It has become the go-to graphic to understand the exponential growth of the coronavirus and how the growth curve can be flattened. Washington Post graphics reporter Harry Stevens found a visual means of telling complex story and made it go, well, viral. As Poynter’s Alex Mahadevan pointed out, former President Barack Obama posted it on his Twitter feed and President Nicolas Maduro of Venezuela showed the graphic on state television. We reached out to Stevens to explain the process behind this successful visual story.
How did you decide on this visual approach to tell the story of the potential spread of the coronavirus?
Stevens: A couple weeks ago, me and members of the graphics team were brainstorming ideas for how to move our coverage further. I showed them an experiment I did with collision detection last year, and we decided it would be an interesting avenue to explore showing network effects. I had to do some work to fix some bugs and to get it to run more efficiently, and of course to get the dots to transfer diseases when they collide, but I was able to use a lot of that same code.
Once I got that working and after seeing a lot of people share graphics explaining how we need to “flatten the curve,” it became clear that I’d need a way to show how the simulations changed over time – to extend the graphics into the fourth dimension. Once I got the simulation hooked up to the area charts showing change over time, I shared the prototype with the rest of the team, and we decided it was worth pushing it forward.
What was the collaboration like from the time the idea was conceived through when it was published?
Stevens: I shared several versions of the story with my editors and the rest of the graphics team over the week or two I was working on it. With their advice and guidance, I made several refinements to the graphics. For example, an earlier version I made used “scrollytelling,” where a single simulation would remain fixed in one place on the screen and would change as the user scrolled. The problem was the text explaining each simulation ended up sitting right on top of the simulation, and it was impossible for the reader to know what to look at. When I shared a scrollytelling version with the team, my coworker John Muyskens told me it didn’t really work and that I should seriously consider doing it another way. He was right. He was also the one who suggested making it so the dots recovered after a certain amount of time, and he was right about that, too. We also have regular open hours sessions on our graphics team, where you present your work to a panel of editors and they give feedback. I got a lot of tough and constructive criticism during those sessions, which ended up making the final graphics better and clearer.
What has the reader response been? (Paul Farhi mentioned in a tweet it was the most read piece on the WashPo website ever – true? and are more people continuing to find it?)
Stevens: This has clearly struck a chord with readers. It’s hard to build an intuitive understanding of how network effects work. There’s just something counterintuitive about exponential growth, even if you read about it or study a mathematical formula describing it. When you see it, it becomes very easy to understand. I personally did not have a good understanding of how network effects work until I got the simulations running on my computer screen.
I’ve received hundreds of messages which basically fall into four categories.
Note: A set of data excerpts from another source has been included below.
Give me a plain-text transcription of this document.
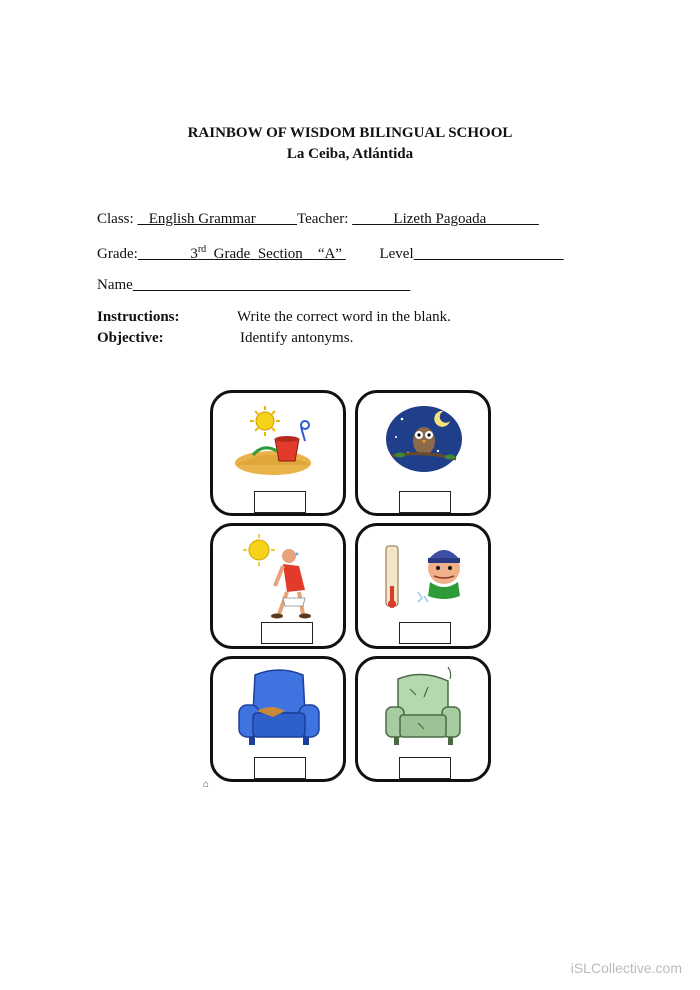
RAINBOW OF WISDOM BILINGUAL SCHOOL
La Ceiba, Atlántida
Class: English Grammar	Teacher:	Lizeth Pagoada
Grade:	3rd Grade Section “A”	Level
Name
Instructions:	Write the correct word in the blank.
Objective:	Identify antonyms.
⌂
iSLCollective.com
The first, and most common, is just readers saying thanks. The story has helped show people that there’s a light at the end of the tunnel if we adapt our behavior, and so it’s given people hope in an anxious time, which is a reaction I did not anticipate but feel good about. The second is requests from readers to translate the article into their native language, which we’ve been working hard to accommodate. We already have Spanish and Italian versions published, and more are on the way. The third is technical questions about how I built the visualizations – which programming language, which libraries, and so on.
The fourth is from readers who criticize the article on the basis that the simulations do not accurately reflect the reality of covid-19. The article makes no attempt to simulate covid-19, but instead shows a fake “disease” called “simulitis.” There are many differences between covid-19 and simulitis. For instance, every dot that recovers from simulitis can no longer get sick again or transmit it. There are some articles I’ve read that suggest that is not true of covid-19, but I didn’t build that into simulitis because I wanted to keep the explanations as simple as possible. Another example is that no one dies from simulitis. I didn’t make it lethal, but I mention the lethality of covid-19 at the end of the article. Of course, there are many other factors – for example, human beings don’t transmit diseases by moving aimlessly around and bumping into each other. One thing I’ve tried to keep in mind is that these simple simulations are inherently limited – they could never forecast the outcome of a real disease.
Rather than modeling the spread of covid-19, the purpose of the simulations is just to show how network effects work. You don’t even have to think of it as a disease – it could be an idea or a meme on social media.
What do visual journalists need right now to do their best work throughout this coverage?
Stevens: The same as “non-visual” journalists! Keep asking questions and thinking hard about how we can best serve our readers.
How are you taking care of yourself?
Stevens: The Post encouraged employees to start saying home two weeks ago, and I have pretty much been in my apartment ever since. Instead of going to the gym, I’ve been going for runs, which I don’t like as much but I reckon is better for everyone. And my wife and I have been watching lots of movies and cooking more.